Law enforcement officers escort the convoys up to 30 miles through and about the host cities to generate publicity for the events that tend to include a picnic, barbeque and awards ceremony, held in tribute to participating truckers and the industry for the charity.
The vehicles gather at a staging area and convoy through the metro area to a predetermined site like a raceway, fairgrounds or truck stop to be welcomed by the Special Olympics community.
Participating vehicles are limited to semi-trailer trucks, large trucks, low-boys, dump trucks, flat beds, buses, large tow trucks and large box trucks - all trucks must be at least 10 tons gross vehicle weight to enter the event.

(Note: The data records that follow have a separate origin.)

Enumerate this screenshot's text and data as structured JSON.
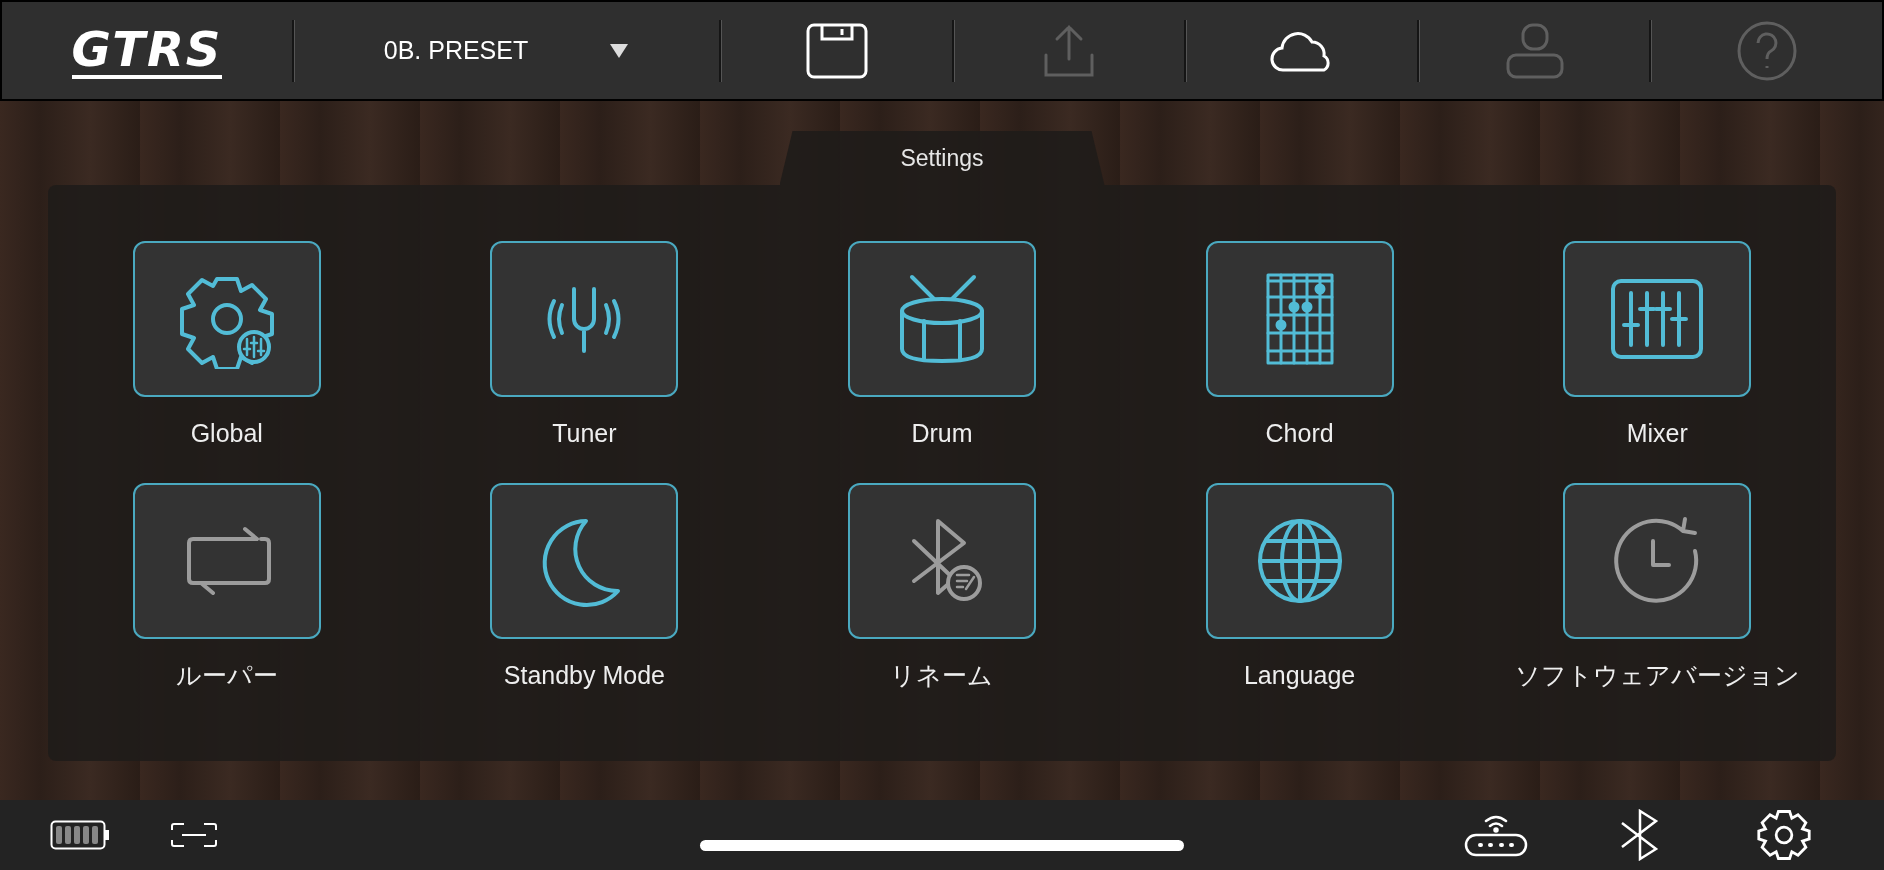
{
  "top_bar": {
    "logo": "GTRS",
    "preset": {
      "label": "0B. PRESET"
    },
    "tools": [
      {
        "kind": "save",
        "disabled": false
      },
      {
        "kind": "upload",
        "disabled": true
      },
      {
        "kind": "cloud",
        "disabled": false
      },
      {
        "kind": "account",
        "disabled": true
      },
      {
        "kind": "help",
        "disabled": true
      }
    ]
  },
  "panel": {
    "title": "Settings",
    "items": [
      {
        "label": "Global",
        "kind": "global",
        "enabled": true
      },
      {
        "label": "Tuner",
        "kind": "tuner",
        "enabled": true
      },
      {
        "label": "Drum",
        "kind": "drum",
        "enabled": true
      },
      {
        "label": "Chord",
        "kind": "chord",
        "enabled": true
      },
      {
        "label": "Mixer",
        "kind": "mixer",
        "enabled": true
      },
      {
        "label": "ルーパー",
        "kind": "looper",
        "enabled": false
      },
      {
        "label": "Standby Mode",
        "kind": "standby",
        "enabled": true
      },
      {
        "label": "リネーム",
        "kind": "rename",
        "enabled": false
      },
      {
        "label": "Language",
        "kind": "language",
        "enabled": true
      },
      {
        "label": "ソフトウェアバージョン",
        "kind": "version",
        "enabled": false
      }
    ]
  },
  "bottom_bar": {
    "left": [
      {
        "kind": "battery"
      },
      {
        "kind": "link"
      }
    ],
    "right": [
      {
        "kind": "router"
      },
      {
        "kind": "bluetooth"
      },
      {
        "kind": "settings"
      }
    ]
  }
}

Trucks containing hazardous materials or bearing the names or logos of alcohol or tobacco companies are prohibited.
The convoys are often held in conjunction with law enforcement torch runs. The Law Enforcement Torch Run for Special Olympics (LETR) began in 1981 when Wichita, Kansas (USA), Police Chief Richard LaMunyon took action to increase local awareness of Special Olympics, seeing it as an ideal way to get local personnel involved in the Special Olympics community.

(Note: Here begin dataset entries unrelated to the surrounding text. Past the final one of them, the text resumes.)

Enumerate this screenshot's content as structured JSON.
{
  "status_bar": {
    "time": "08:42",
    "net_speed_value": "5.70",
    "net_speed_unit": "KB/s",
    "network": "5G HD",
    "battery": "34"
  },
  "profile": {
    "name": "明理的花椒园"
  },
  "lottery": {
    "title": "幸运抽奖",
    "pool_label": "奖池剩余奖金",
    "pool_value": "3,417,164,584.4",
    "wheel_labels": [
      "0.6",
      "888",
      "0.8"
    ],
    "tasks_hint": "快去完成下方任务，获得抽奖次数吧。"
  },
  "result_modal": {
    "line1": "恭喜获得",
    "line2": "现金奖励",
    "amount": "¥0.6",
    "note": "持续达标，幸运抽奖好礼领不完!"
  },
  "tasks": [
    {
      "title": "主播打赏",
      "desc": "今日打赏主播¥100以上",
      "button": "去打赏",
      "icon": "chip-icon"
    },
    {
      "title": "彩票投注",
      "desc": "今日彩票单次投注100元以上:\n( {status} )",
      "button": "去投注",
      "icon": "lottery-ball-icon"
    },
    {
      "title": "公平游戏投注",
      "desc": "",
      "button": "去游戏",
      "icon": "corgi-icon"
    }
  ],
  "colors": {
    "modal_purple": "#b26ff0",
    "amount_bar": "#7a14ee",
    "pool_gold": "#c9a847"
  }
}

Subsequently adopted by the International Association of Chiefs of Police, the organization is now recognized as the founder of the LETR. After 32 years, this support has come to providing a stable fundraising function for Special Olympics athletes worldwide.
"Special Olympics has a way of bringing everyone together, setting aside differences and building atmospheres of acceptance," said Tom Reasoner, Assistant Director of the Illinois Law Enforcement Torch Run. "The fact that Special Olympics can bring together law enforcement and truckers is a testament to how the athletes of Special Olympics are a true inspiration."
These events and fundraising efforts include T-shirt and merchandise sales, donations and pledges for runners who participate in the LETR, corporate partnerships and special events such as Polar Plunge, Tip-A-Cop, Cops on Top, golf tournaments as well as the World's Largest Truck Convoy.
More than 85,000 law enforcement officers support the movement through the Law Enforcement Torch Run and the World's Largest Truck Convoy. Comprehensive Torch Run and Truck Convoy information and resources are available on the Special Olympics Resources website.
North America has 544,581 athletes participating in all 30 sports offered by Special Olympics. It is home to athletes from Canada, the Caribbean and the United States. Special Olympics is dedicated to empowering individuals with intellectual disabilities to become physically fit, productive and respected members of society through sports training and competition.